Web Scraping Using an Automated Browser

Sometimes when we scrape the web, we need to automate our computer to open a web browser to gather information from each page. This is especially true when the site we want to scrape has content that is loaded dynamically with javascript.

We will solve this by installing Google Chrome and using a tool called Chromedriver. The former has to be installed manually, but the latter will be handled by a very handy Python package we have already installed (chromedriver-autoinstaller).

Installing this stuff is operating system specific, hence so are the instructions below.

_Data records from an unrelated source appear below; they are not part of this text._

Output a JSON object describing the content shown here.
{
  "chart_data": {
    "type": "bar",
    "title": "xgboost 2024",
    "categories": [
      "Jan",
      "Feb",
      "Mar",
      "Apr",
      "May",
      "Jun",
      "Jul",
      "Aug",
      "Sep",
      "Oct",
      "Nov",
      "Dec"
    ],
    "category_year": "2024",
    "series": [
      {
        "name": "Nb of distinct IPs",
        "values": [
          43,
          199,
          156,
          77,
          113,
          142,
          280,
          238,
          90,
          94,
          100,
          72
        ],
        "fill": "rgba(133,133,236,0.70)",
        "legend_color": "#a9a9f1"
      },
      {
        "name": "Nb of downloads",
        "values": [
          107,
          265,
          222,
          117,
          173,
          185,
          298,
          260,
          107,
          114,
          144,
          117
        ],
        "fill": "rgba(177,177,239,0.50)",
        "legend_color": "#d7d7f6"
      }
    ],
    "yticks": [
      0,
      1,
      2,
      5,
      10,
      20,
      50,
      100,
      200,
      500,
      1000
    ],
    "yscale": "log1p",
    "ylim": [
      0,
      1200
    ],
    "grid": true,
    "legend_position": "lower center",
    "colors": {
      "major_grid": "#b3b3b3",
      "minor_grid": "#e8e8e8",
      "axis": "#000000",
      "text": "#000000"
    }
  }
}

Department Managed Laptops

Head over to the Sofware Center and install Google Chrome.

Mac Users

We need an up to date version of the web browser Google Chrome. We will install it via Homebrew. Enter the following into the terminal and hit Return:

brew install --cask google-chrome

Verify the install:

google-chrome --version

which should yield output similar to:

Google Chrome 103.0.5060.53

Linux Users

We need an up to date version of Google Chrome and some additional linux packages.

First add the additional linux packages by entering the following into the terminal:

sudo apt-get install libxss1 libappindicator1 libindicator7

Now let's download the latest stable version of Google Chrome using the terminal:

wget https://dl.google.com/linux/direct/google-chrome-stable_current_amd64.deb

And now install it:

sudo dpkg -i google-chrome*.deb
sudo apt-get install -f

Verify the install:

google-chrome --version

which should yield output similar to:

Google Chrome 103.0.5060.53

Windows Users

Everyone with admin right can install Google Chrome with:

winget install -e --id Google.Chrome

Verify the installation by opening Chrome.